Valentina Dmitrievna Melnikova (born 28 February 1946, in Moscow) is a Russian human rights activist and politician, member of the Civic Council attached to the Russian Defence Ministry, and responsible secretary of the Union of Committees of Soldiers’ Mothers of Russia.

Since 2012, she has been a member of the Bureau of the Federal Political Council of the “Republican Party of Russia — the People's Freedom Party”. In 2005-2012 she was co-chair of the Republican Party of Russia. Previously she was leader of the United National Party of Soldiers’ Mothers.

In 2011, she was ranked as No. 22 in “top 100 most influential Russian women”.

== Biography ==
Valentina Melnikova was born on 28 February 1946 in Moscow. She is a graduate of M. V. Lomonosov Moscow State University, Faculty of Geology.

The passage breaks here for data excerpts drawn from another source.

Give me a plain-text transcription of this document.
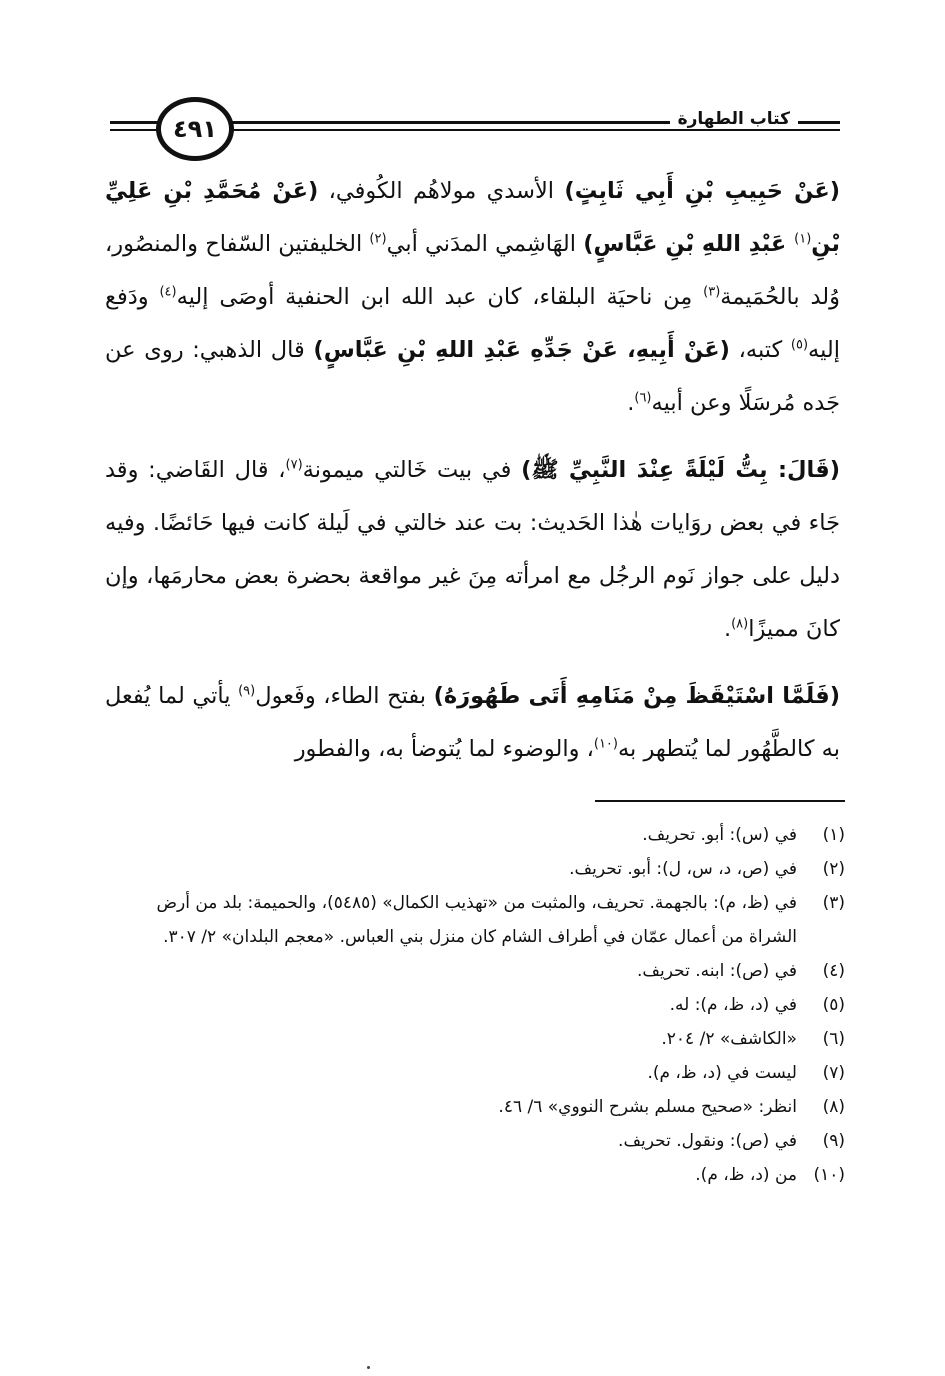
٤٩١	كتاب الطهارة

(عَنْ حَبِيبِ بْنِ أَبِي ثَابِتٍ) الأسدي مولاهُم الكُوفي، (عَنْ مُحَمَّدِ بْنِ عَلِيِّ بْنِ$^{(١)}$ عَبْدِ اللهِ بْنِ عَبَّاسٍ) الهَاشِمي المدَني أبي$^{(٢)}$ الخليفتين السّفاح والمنصُور، وُلد بالحُمَيمة$^{(٣)}$ مِن ناحيَة البلقاء، كان عبد الله ابن الحنفية أوصَى إليه$^{(٤)}$ ودَفع إليه$^{(٥)}$ كتبه، (عَنْ أَبِيهِ، عَنْ جَدِّهِ عَبْدِ اللهِ بْنِ عَبَّاسٍ) قال الذهبي: روى عن جَده مُرسَلًا وعن أبيه$^{(٦)}$.

(قَالَ: بِتُّ لَيْلَةً عِنْدَ النَّبِيِّ ﷺ) في بيت خَالتي ميمونة$^{(٧)}$، قال القَاضي: وقد جَاء في بعض روَايات هٰذا الحَديث: بت عند خالتي في لَيلة كانت فيها حَائضًا. وفيه دليل على جواز نَوم الرجُل مع امرأته مِنَ غير مواقعة بحضرة بعض محارمَها، وإن كانَ مميزًا$^{(٨)}$.

(فَلَمَّا اسْتَيْقَظَ مِنْ مَنَامِهِ أَتَى طَهُورَهُ) بفتح الطاء، وفَعول$^{(٩)}$ يأتي لما يُفعل به كالطَّهُور لما يُتطهر به$^{(١٠)}$، والوضوء لما يُتوضأ به، والفطور

(١)
في (س): أبو. تحريف.
(٢)
في (ص، د، س، ل): أبو. تحريف.
(٣)
في (ظ، م): بالجهمة. تحريف، والمثبت من «تهذيب الكمال» (٥٤٨٥)، والحميمة: بلد من أرض الشراة من أعمال عمّان في أطراف الشام كان منزل بني العباس. «معجم البلدان» ٢/ ٣٠٧.
(٤)
في (ص): ابنه. تحريف.
(٥)
في (د، ظ، م): له.
(٦)
«الكاشف» ٢/ ٢٠٤.
(٧)
ليست في (د، ظ، م).
(٨)
انظر: «صحيح مسلم بشرح النووي» ٦/ ٤٦.
(٩)
في (ص): ونقول. تحريف.
(١٠)
من (د، ظ، م).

Melnikova worked as an engineer in the V. I. Vernadskii Institute of Geochemistry and Analytical Chemistry, Union-wide Institute of Mineral Raw Materials, faculty of geochemistry, M. V. Lomonosov Moscow State University.

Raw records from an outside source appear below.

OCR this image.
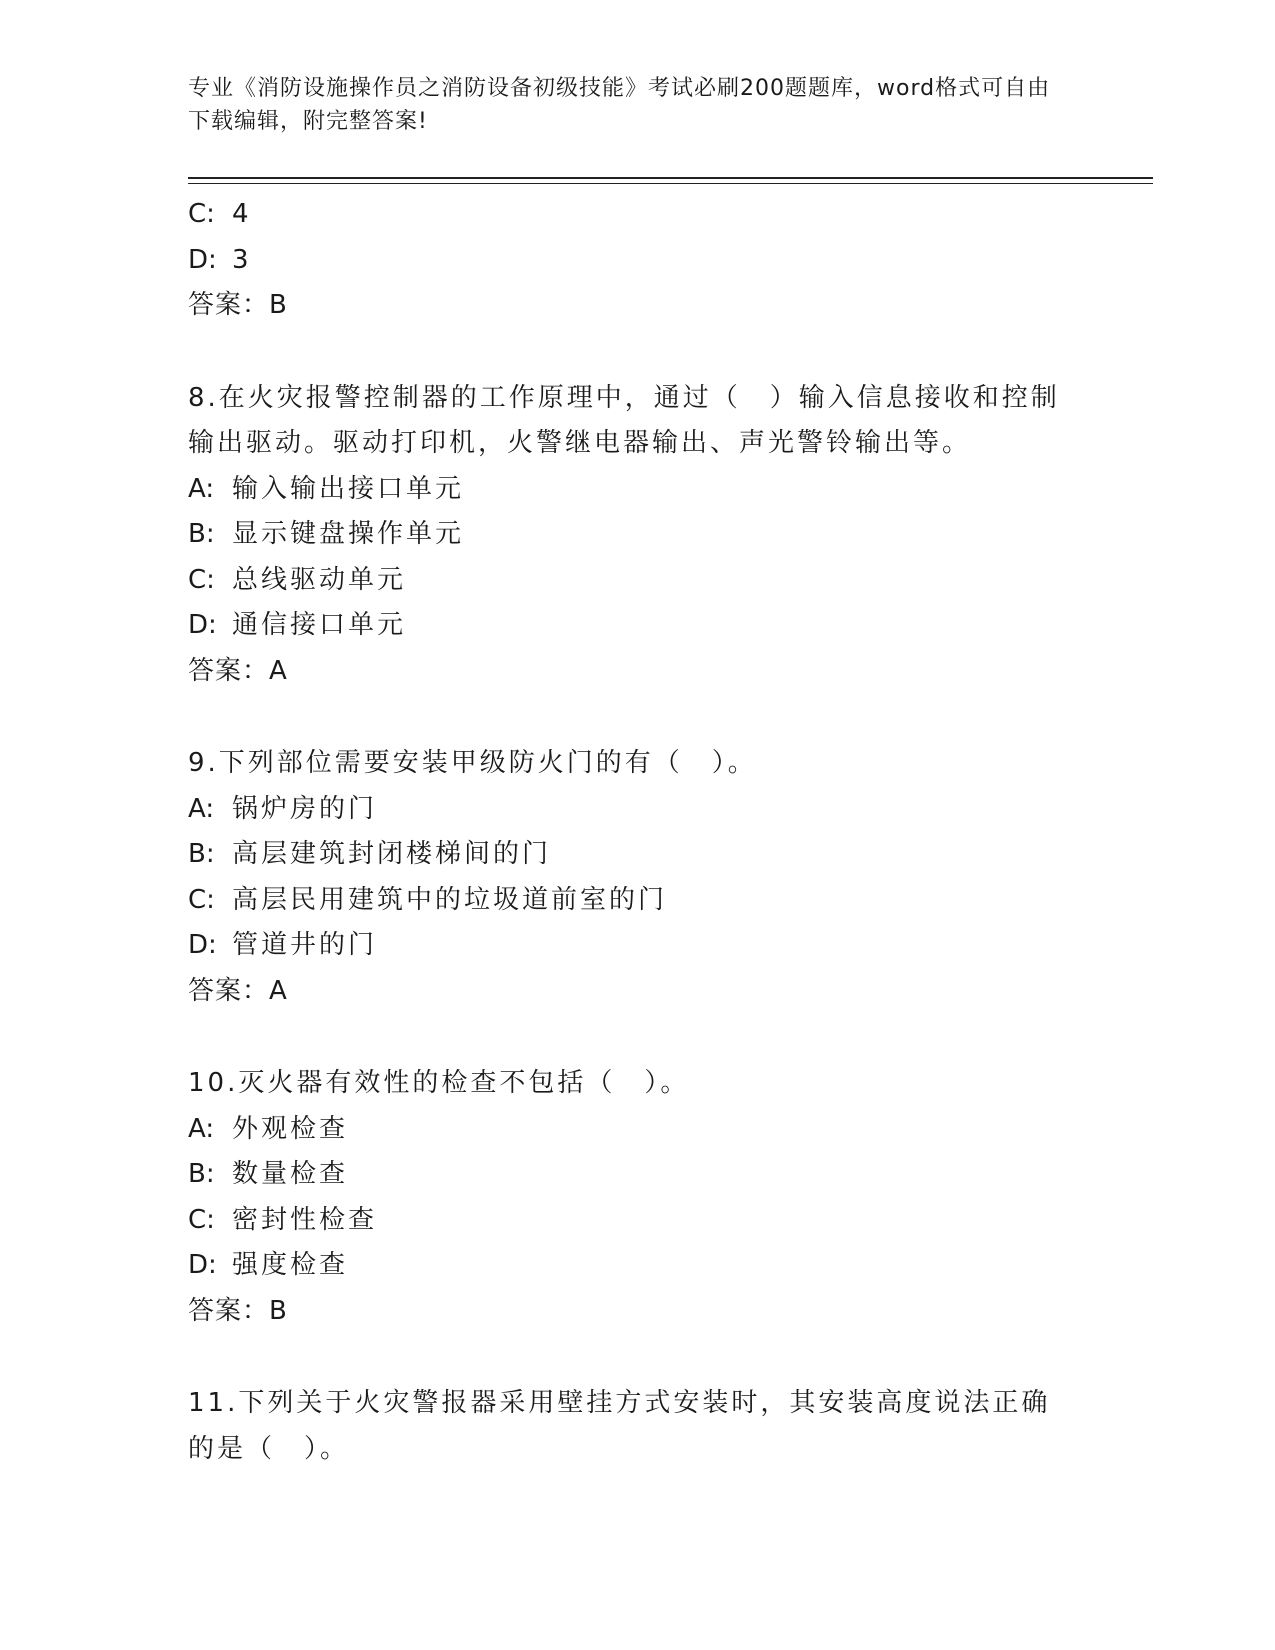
专业《消防设施操作员之消防设备初级技能》考试必刷200题题库，word格式可自由下载编辑，附完整答案!
C: 4
D: 3
答案：B
8.在火灾报警控制器的工作原理中，通过（　）输入信息接收和控制输出驱动。驱动打印机，火警继电器输出、声光警铃输出等。
A: 输入输出接口单元
B: 显示键盘操作单元
C: 总线驱动单元
D: 通信接口单元
答案：A
9.下列部位需要安装甲级防火门的有（　）。
A: 锅炉房的门
B: 高层建筑封闭楼梯间的门
C: 高层民用建筑中的垃圾道前室的门
D: 管道井的门
答案：A
10.灭火器有效性的检查不包括（　）。
A: 外观检查
B: 数量检查
C: 密封性检查
D: 强度检查
答案：B
11.下列关于火灾警报器采用壁挂方式安装时，其安装高度说法正确的是（　）。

From 1989, Melnikova has been active in conducting human rights and educational work in the Union-wide Committee of Soldiers’ Mothers, and later in the Committee of Soldiers’ Mothers of Russia, as press secretary.

From 1990 to 1995, Melnikova was co-founder and deputy director of “Khronos”, a small enterprise producing Xray equipment.

In 1998, Melnikova initiated the foundation of the Russia-wide association “Union of Committees of Soldiers’ Mothers of Russia”, and was elected responsible secretary of the Union.

In November 2004, she was elected chair of the United National Party of Soldiers’ Mothers at that party's founding congress.

After the Party of Soldiers’ Mothers merged with the Republican Party of Russia, Melnikova was elected co-chair of the Republican Party, at the party congress held in December 2005. She remained in this role until 2012.

Since 2012, Melnikova has been a member of the Bureau of the Federal Political Council of the party “Republican Party of Russia — Party of National Freedom”.